Citando a Beach, este autor dice que las conductas excepcionales se adquieren por un proceso de aprendizaje en que ha habido sustitución de estímulos, es decir, no se obtiene la excitación por el estímulo esperado (la mujer o el varón), sino por otros estímulos “externos”. A veces son la resultante de un bloqueo o condicionamiento negativo que impide el aprendizaje de las pautas de conducta culturales, a la vez que permite otro condicionamiento atípico o culturalmente desaprobado. “Serían conductas normales” -dice- “pero socialmente no aprobadas”.

Esta denominación tampoco es aceptada para denominar a las parafilias. Podría aplicarse a conductas normales culturalmente desaprobadas.

5. Preferencias sexuales

Se refiere a las peculiaridades, opciones libres y no impuestas ni compulsivas, utilizadas para la obtención de placer sexual. Son las seudo-desviaciones o seudo-parafilias. Pero no denominan a las parafilias.

6. Variantes sexuales

El primer autor en utilizar esta denominación fue Freud para definir a la homosexualidad en su “Carta a una madre norteamericana”. Fue utilizada por Marmor (35), ex Vicepresidente de la Asociación Psiquiátrica, en 1973, año en que la homosexualidad fue reclasificada por esta Asociación, excluyéndola de los “trastornos mentales”. Este autor considera que la homosexualidad se trata de ”una mera variante de las preferencias sexuales”, y por tanto tampoco se trataría de una parafilia.

Bianco (7) parte del concepto de variante fisiológica a partir del estimulo y la respuesta. Interesa sobre todo el concepto de que la respuesta sexual se presentará siempre que el estímulo sea eficiente, y la variante está dada por el origen u objeto que estimula; fuente heterosexual, homosexual, zoofílica, fetichista, etcétera.

Así habría variantes fisiológicas sexuales que serían fundamentalmente tres: 1) De persona u objeto que activa el funcionamiento sexual; 2) De método para desencadenar la respuesta; 3) De frecuencia. Habría patología sólo cuando se da fijación, exclusividad o especificidad de estos parámetros.

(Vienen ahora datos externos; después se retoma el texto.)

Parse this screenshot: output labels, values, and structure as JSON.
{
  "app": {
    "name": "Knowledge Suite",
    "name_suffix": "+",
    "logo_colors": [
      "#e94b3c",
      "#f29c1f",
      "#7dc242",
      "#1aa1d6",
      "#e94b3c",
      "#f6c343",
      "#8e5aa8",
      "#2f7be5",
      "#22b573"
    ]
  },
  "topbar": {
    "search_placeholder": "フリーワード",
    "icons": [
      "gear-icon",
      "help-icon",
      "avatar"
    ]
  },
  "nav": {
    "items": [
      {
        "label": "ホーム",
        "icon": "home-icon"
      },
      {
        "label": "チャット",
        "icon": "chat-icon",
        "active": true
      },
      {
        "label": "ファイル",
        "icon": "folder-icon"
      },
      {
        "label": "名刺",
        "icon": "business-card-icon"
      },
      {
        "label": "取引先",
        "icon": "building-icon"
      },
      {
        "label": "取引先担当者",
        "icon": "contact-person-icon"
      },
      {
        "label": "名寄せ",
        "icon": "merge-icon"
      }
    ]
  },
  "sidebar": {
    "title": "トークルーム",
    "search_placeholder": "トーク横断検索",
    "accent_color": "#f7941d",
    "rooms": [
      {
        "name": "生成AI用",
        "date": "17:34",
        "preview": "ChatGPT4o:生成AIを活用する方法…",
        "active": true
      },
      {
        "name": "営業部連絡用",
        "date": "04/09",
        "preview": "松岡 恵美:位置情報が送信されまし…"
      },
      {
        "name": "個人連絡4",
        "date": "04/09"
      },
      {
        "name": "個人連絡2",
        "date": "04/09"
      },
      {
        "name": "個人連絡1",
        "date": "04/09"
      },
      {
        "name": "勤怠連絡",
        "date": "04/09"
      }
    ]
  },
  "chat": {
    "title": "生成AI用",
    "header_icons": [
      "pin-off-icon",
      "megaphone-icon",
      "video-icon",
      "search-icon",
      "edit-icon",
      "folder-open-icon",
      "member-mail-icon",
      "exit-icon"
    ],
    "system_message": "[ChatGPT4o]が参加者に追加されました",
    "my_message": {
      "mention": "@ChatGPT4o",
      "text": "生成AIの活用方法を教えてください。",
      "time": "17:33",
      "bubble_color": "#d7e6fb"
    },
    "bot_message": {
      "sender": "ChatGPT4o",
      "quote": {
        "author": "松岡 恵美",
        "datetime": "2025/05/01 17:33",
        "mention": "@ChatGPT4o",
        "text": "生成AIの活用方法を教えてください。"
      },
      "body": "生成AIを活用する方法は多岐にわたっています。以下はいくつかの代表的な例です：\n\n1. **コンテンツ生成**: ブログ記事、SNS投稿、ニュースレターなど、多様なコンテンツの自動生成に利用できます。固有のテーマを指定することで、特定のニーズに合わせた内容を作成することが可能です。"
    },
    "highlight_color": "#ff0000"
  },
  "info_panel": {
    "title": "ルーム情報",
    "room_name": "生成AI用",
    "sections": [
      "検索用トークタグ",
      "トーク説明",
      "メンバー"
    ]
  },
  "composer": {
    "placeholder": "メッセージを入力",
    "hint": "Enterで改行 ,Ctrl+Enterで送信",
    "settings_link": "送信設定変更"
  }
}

Todo comportamiento, normal o parafílico, estaría encuadrado en una forma de variante fisiológica sexual de Objeto, de Estímulo o de Frecuencia. Habrían variantes normales y patológicas. Las parafilias serían variantes patológicas. Esta denominación posee la ventaja de un lenguaje descargado de significados valorativos.

7. Anomalías sexuales

Esta denominación fue propuesta por Ganon y Simon (24) en 1967, y está obsoleta, pero plantea una interesante diferenciación de las conductas sexuales. Para ellos, habrían tres tipos de anomalías sexuales:

I) Anomalías normales: Son socialmente reprobadas pero a su vez son muy comunes, rara vez están en abierto conflicto con el orden social y son útiles como complemento de las costumbres aceptadas. Serían conductas sólo moderadamente anómalas. Estos autores ubican entre ellas a la masturbación, las relaciones prematrimoniales, los contactos orogenitales heterosexuales, juegos anales, el sexo en presencia de otros, la promiscuidad y hasta las relaciones extramatrimoniales.

II) Anomalías subculturales y socialmente estructuradas: Son las conductas sexuales más categóricamente reprobadas por la sociedad y en conflicto con los modelos sociales. Entre ella se cuentan: el intercambio de pareja, el sexo grupal, la homosexualidad.

III) Anomalías patológicas: Aquí están ubicadas las conductas tales como el incesto, el contacto sexual con niños, el exhibicionismo, el voyeurismo, las injurias agresivas, el sadomasoquismo, la bestialidad, la urolagnia, la coprofilia y la coprofagia, el travestismo y la necrofilia. También incluía la transexualidad.